The first phase of local civic polls has opened in Indian-controlled Kashmir amid tight security
SRINAGAR, India — The first phase of local civic polls opened in Indian-controlled Kashmir Saturday amid tight security.
Nearly 6 million voters across the disputed region’s 20 districts are eligible to elect 280 members of District Development Councils in a staggered eight-phase process that ends Dec. 19.
Authorities deployed tens of thousands of additional soldiers in the already highly militarized region to guard the vote. Government forces laid razor wire and erected steel barricades on roads around many of the 2,146 polling stations set up for the first phase.
Election Commissioner K.K. Sharma appealed to residents to cast their vote and “participate in the biggest festival of democracy.”
The elected members will have no legislative powers and would be solely responsible for economic development and public welfare of the region.
The Indian government imposed sweeping restrictions, ranging from curfews to communications blackouts, and enacted new laws in measures that triggered widespread anger and economic ruin.
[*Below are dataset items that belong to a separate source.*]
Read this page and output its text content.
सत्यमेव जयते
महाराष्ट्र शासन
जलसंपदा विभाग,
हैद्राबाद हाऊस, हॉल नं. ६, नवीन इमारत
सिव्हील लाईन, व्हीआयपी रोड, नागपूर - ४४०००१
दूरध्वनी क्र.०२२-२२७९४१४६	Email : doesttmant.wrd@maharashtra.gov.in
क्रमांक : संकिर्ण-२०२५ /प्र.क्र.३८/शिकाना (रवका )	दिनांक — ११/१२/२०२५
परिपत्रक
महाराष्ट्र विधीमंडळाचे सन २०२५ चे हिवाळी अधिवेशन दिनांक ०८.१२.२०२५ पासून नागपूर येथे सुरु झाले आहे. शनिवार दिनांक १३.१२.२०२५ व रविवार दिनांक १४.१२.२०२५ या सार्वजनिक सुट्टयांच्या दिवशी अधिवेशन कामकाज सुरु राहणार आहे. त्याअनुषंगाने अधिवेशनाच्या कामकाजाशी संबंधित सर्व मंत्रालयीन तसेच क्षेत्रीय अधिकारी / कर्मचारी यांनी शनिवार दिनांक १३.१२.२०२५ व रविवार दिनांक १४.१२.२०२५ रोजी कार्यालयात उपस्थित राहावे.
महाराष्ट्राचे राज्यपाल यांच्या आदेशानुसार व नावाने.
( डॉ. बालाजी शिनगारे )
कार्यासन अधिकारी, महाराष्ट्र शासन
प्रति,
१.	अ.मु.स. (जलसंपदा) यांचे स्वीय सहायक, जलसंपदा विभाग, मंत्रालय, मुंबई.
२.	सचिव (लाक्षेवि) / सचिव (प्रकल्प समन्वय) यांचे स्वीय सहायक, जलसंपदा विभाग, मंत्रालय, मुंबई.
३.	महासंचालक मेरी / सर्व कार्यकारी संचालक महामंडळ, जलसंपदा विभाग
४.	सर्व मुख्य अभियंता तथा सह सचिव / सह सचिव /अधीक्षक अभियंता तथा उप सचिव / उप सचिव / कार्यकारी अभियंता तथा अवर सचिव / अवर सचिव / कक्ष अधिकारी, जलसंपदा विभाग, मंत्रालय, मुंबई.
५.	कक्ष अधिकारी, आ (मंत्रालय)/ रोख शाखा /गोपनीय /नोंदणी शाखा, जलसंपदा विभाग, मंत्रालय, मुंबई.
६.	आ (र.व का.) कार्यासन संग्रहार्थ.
Kashmir is divided between India and Pakistan and both rivals claim the region in its entirety. Rebels have been fighting against Indian rule since 1989. Most Muslim Kashmiris support the rebel goal that the territory be united either under Pakistani rule or as an independent country.
New Delhi calls Kashmir militancy Pakistan-sponsored terrorism. Pakistan denies the charge, and most Kashmiris call it a legitimate freedom struggle.
Tens of thousands of civilians, rebels and government forces have been killed in the conflict.